# Genotype probabilities

• Oct 11th 2010, 08:12 PM
root45
Genotype probabilities
I'm having difficulty with this problem, although it seems easy.

The possible genotypes of an organism are AA, Aa and aa (Aa and aA are equivalent). When two organisms mate, each independently contributes one of its two genes; either one of the pair is transmitted with probability .5.

Suppose that the probabilities of the genotypes AA, Aa and aa are p, 2q and r respectively, in the first generation. Find the probabilities in the second and third generations, and show that theses are the same.

I started by saying that each offspring has two genes, either A or a. An offspring has probability p that a parent has genotype AA, and probability 2q that a parent has genotype Aa. So the probability that it has an A is 1*p + .5*2q = p+q. Similarly, the probability that it has a for it's first gene is q+r. So the probability that it has genotype AA is (p+q)^2, genotype aa is (q+r)^2 and genotype Aa is 2(p+q)(q+r) (since Aa and aA are the same).

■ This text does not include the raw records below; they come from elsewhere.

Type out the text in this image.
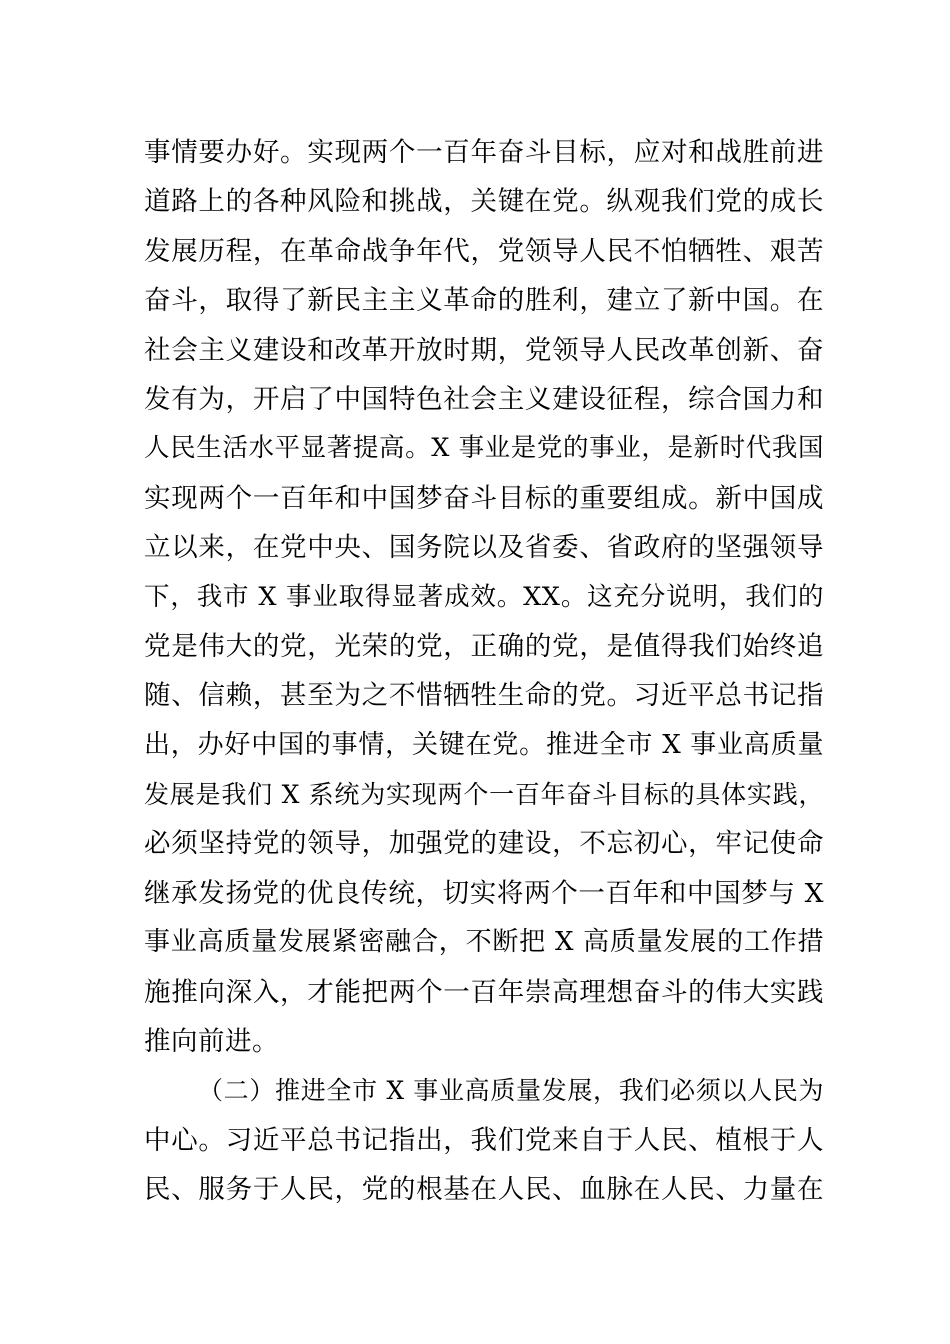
事情要办好。实现两个一百年奋斗目标，应对和战胜前进
道路上的各种风险和挑战，关键在党。纵观我们党的成长
发展历程，在革命战争年代，党领导人民不怕牺牲、艰苦
奋斗，取得了新民主主义革命的胜利，建立了新中国。在
社会主义建设和改革开放时期，党领导人民改革创新、奋
发有为，开启了中国特色社会主义建设征程，综合国力和
人民生活水平显著提高。X 事业是党的事业，是新时代我国
实现两个一百年和中国梦奋斗目标的重要组成。新中国成
立以来，在党中央、国务院以及省委、省政府的坚强领导
下，我市 X 事业取得显著成效。XX。这充分说明，我们的
党是伟大的党，光荣的党，正确的党，是值得我们始终追
随、信赖，甚至为之不惜牺牲生命的党。习近平总书记指
出，办好中国的事情，关键在党。推进全市 X 事业高质量
发展是我们 X 系统为实现两个一百年奋斗目标的具体实践，
必须坚持党的领导，加强党的建设，不忘初心，牢记使命
继承发扬党的优良传统，切实将两个一百年和中国梦与 X
事业高质量发展紧密融合，不断把 X 高质量发展的工作措
施推向深入，才能把两个一百年崇高理想奋斗的伟大实践
推向前进。
（二）推进全市 X 事业高质量发展，我们必须以人民为
中心。习近平总书记指出，我们党来自于人民、植根于人
民、服务于人民，党的根基在人民、血脉在人民、力量在
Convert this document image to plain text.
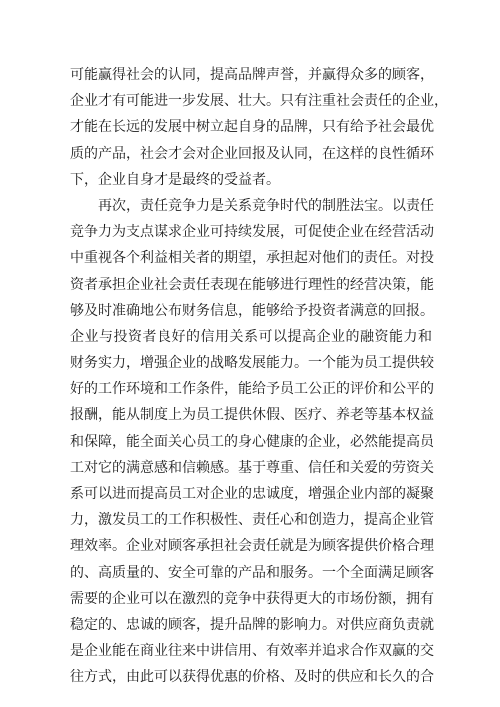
可能赢得社会的认同，提高品牌声誉，并赢得众多的顾客，
企业才有可能进一步发展、壮大。只有注重社会责任的企业，
才能在长远的发展中树立起自身的品牌，只有给予社会最优
质的产品，社会才会对企业回报及认同，在这样的良性循环
下，企业自身才是最终的受益者。
再次，责任竞争力是关系竞争时代的制胜法宝。以责任
竞争力为支点谋求企业可持续发展，可促使企业在经营活动
中重视各个利益相关者的期望，承担起对他们的责任。对投
资者承担企业社会责任表现在能够进行理性的经营决策，能
够及时准确地公布财务信息，能够给予投资者满意的回报。
企业与投资者良好的信用关系可以提高企业的融资能力和
财务实力，增强企业的战略发展能力。一个能为员工提供较
好的工作环境和工作条件，能给予员工公正的评价和公平的
报酬，能从制度上为员工提供休假、医疗、养老等基本权益
和保障，能全面关心员工的身心健康的企业，必然能提高员
工对它的满意感和信赖感。基于尊重、信任和关爱的劳资关
系可以进而提高员工对企业的忠诚度，增强企业内部的凝聚
力，激发员工的工作积极性、责任心和创造力，提高企业管
理效率。企业对顾客承担社会责任就是为顾客提供价格合理
的、高质量的、安全可靠的产品和服务。一个全面满足顾客
需要的企业可以在激烈的竞争中获得更大的市场份额，拥有
稳定的、忠诚的顾客，提升品牌的影响力。对供应商负责就
是企业能在商业往来中讲信用、有效率并追求合作双赢的交
往方式，由此可以获得优惠的价格、及时的供应和长久的合
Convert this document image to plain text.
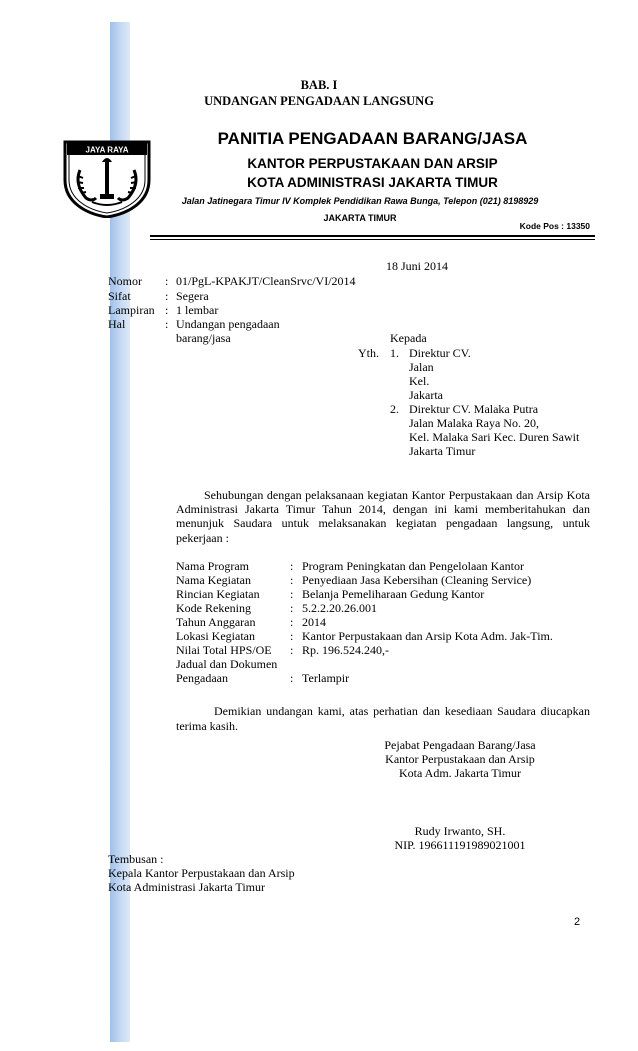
BAB. I
UNDANGAN PENGADAAN LANGSUNG
JAYA RAYA
PANITIA PENGADAAN BARANG/JASA
KANTOR PERPUSTAKAAN DAN ARSIP
KOTA ADMINISTRASI JAKARTA TIMUR
Jalan Jatinegara Timur IV Komplek Pendidikan Rawa Bunga, Telepon (021) 8198929
JAKARTA TIMUR
Kode Pos : 13350
18 Juni 2014
Nomor : 01/PgL-KPAKJT/CleanSrvc/VI/2014
Sifat	: Segera
Lampiran : 1 lembar
Hal	: Undangan pengadaan
barang/jasa	Kepada
Yth. 1. Direktur CV.
Jalan
Kel.
Jakarta
2. Direktur CV. Malaka Putra
Jalan Malaka Raya No. 20,
Kel. Malaka Sari Kec. Duren Sawit
Jakarta Timur
Sehubungan dengan pelaksanaan kegiatan Kantor Perpustakaan dan Arsip Kota Administrasi Jakarta Timur Tahun 2014, dengan ini kami memberitahukan dan menunjuk Saudara untuk melaksanakan kegiatan pengadaan langsung, untuk pekerjaan :
Nama Program	: Program Peningkatan dan Pengelolaan Kantor
Nama Kegiatan	: Penyediaan Jasa Kebersihan (Cleaning Service)
Rincian Kegiatan	: Belanja Pemeliharaan Gedung Kantor
Kode Rekening	: 5.2.2.20.26.001
Tahun Anggaran	: 2014
Lokasi Kegiatan	: Kantor Perpustakaan dan Arsip Kota Adm. Jak-Tim.
Nilai Total HPS/OE : Rp. 196.524.240,-
Jadual dan Dokumen
Pengadaan	: Terlampir
Demikian undangan kami, atas perhatian dan kesediaan Saudara diucapkan terima kasih.
Pejabat Pengadaan Barang/Jasa
Kantor Perpustakaan dan Arsip
Kota Adm. Jakarta Timur
Rudy Irwanto, SH.
NIP. 196611191989021001
Tembusan :
Kepala Kantor Perpustakaan dan Arsip
Kota Administrasi Jakarta Timur
2
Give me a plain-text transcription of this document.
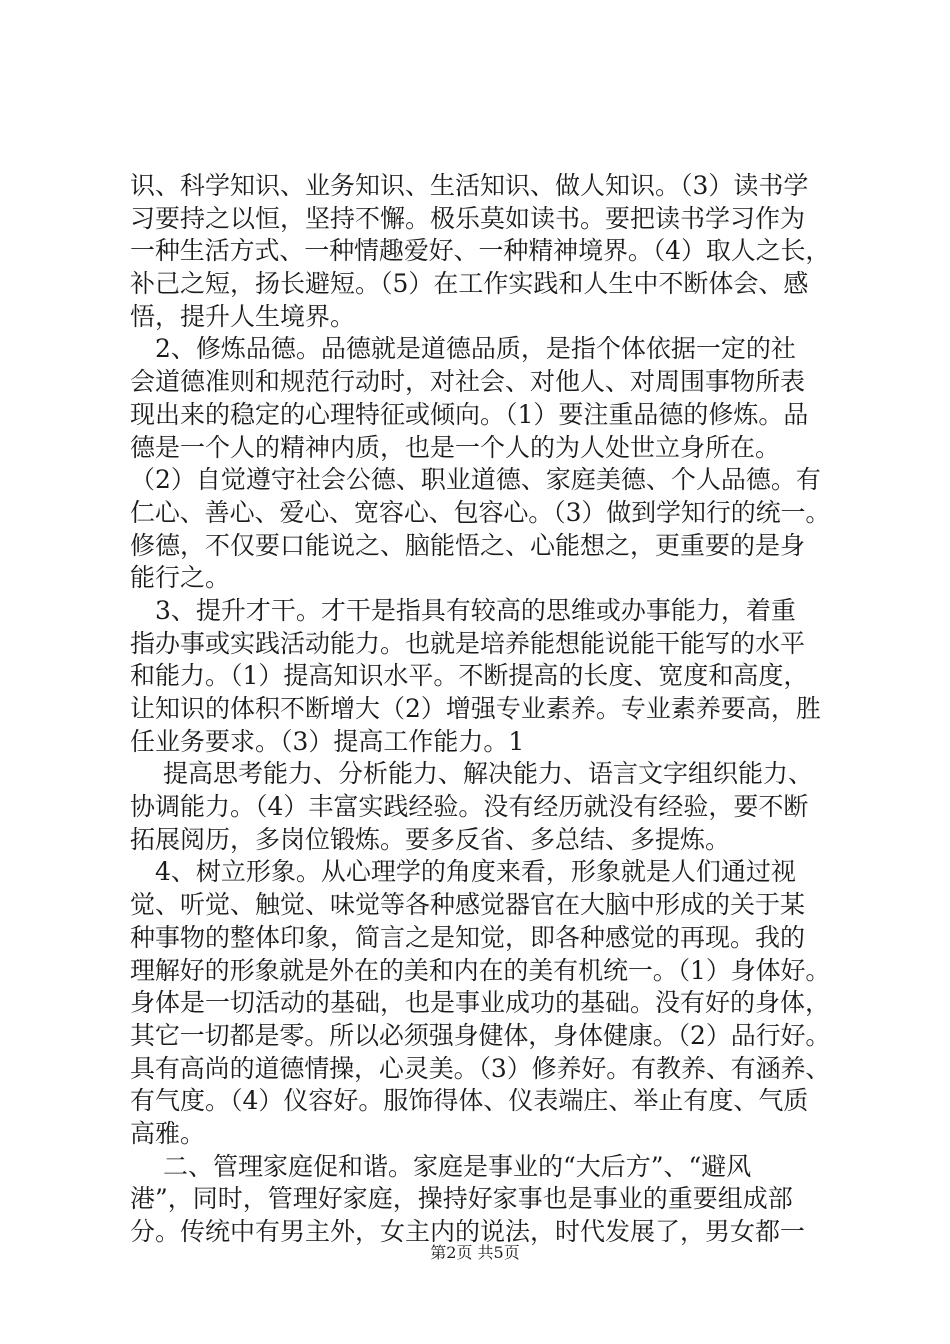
识、科学知识、业务知识、生活知识、做人知识。（3）读书学
习要持之以恒，坚持不懈。极乐莫如读书。要把读书学习作为
一种生活方式、一种情趣爱好、一种精神境界。（4）取人之长，
补己之短，扬长避短。（5）在工作实践和人生中不断体会、感
悟，提升人生境界。
　2、修炼品德。品德就是道德品质，是指个体依据一定的社
会道德准则和规范行动时，对社会、对他人、对周围事物所表
现出来的稳定的心理特征或倾向。（1）要注重品德的修炼。品
德是一个人的精神内质，也是一个人的为人处世立身所在。
（2）自觉遵守社会公德、职业道德、家庭美德、个人品德。有
仁心、善心、爱心、宽容心、包容心。（3）做到学知行的统一。
修德，不仅要口能说之、脑能悟之、心能想之，更重要的是身
能行之。
　3、提升才干。才干是指具有较高的思维或办事能力，着重
指办事或实践活动能力。也就是培养能想能说能干能写的水平
和能力。（1）提高知识水平。不断提高的长度、宽度和高度，
让知识的体积不断增大（2）增强专业素养。专业素养要高，胜
任业务要求。（3）提高工作能力。1
　 提高思考能力、分析能力、解决能力、语言文字组织能力、
协调能力。（4）丰富实践经验。没有经历就没有经验，要不断
拓展阅历，多岗位锻炼。要多反省、多总结、多提炼。
　4、树立形象。从心理学的角度来看，形象就是人们通过视
觉、听觉、触觉、味觉等各种感觉器官在大脑中形成的关于某
种事物的整体印象，简言之是知觉，即各种感觉的再现。我的
理解好的形象就是外在的美和内在的美有机统一。（1）身体好。
身体是一切活动的基础，也是事业成功的基础。没有好的身体，
其它一切都是零。所以必须强身健体，身体健康。（2）品行好。
具有高尚的道德情操，心灵美。（3）修养好。有教养、有涵养、
有气度。（4）仪容好。服饰得体、仪表端庄、举止有度、气质
高雅。
　 二、管理家庭促和谐。家庭是事业的“大后方”、“避风
港”，同时，管理好家庭，操持好家事也是事业的重要组成部
分。传统中有男主外，女主内的说法，时代发展了，男女都一
第2页 共5页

This seems fine, but when I try to calculate things for the third generation, it doesn't come out to the same as the second as it's apparently supposed to do. The calculation should be exactly the same, but with (p+q)^2 in place of p, 2(p+q)(q+r) in place of q and (q+r)^2 in place of r. So the probability having an A is (p+q)^2 + (p+q)(q+r) and the probability of having a is (q+r)^2 + (p+q)(q+r). But then the probability of being AA is

((p+q)^2 + (p+q)(q+r))^2

which obviously isn't equal to (p+q)^2. So I'm missing something, but I don't know what. Thanks for any help.
• Oct 11th 2010, 10:32 PM
harish21
You must have heard of/studied Hardy-Weinberg Principle .Referring to this link should clear things out for you.
• Oct 12th 2010, 04:27 AM
root45
Arg, I swear I looked at that page but didn't see the derivation. Thank you for your help.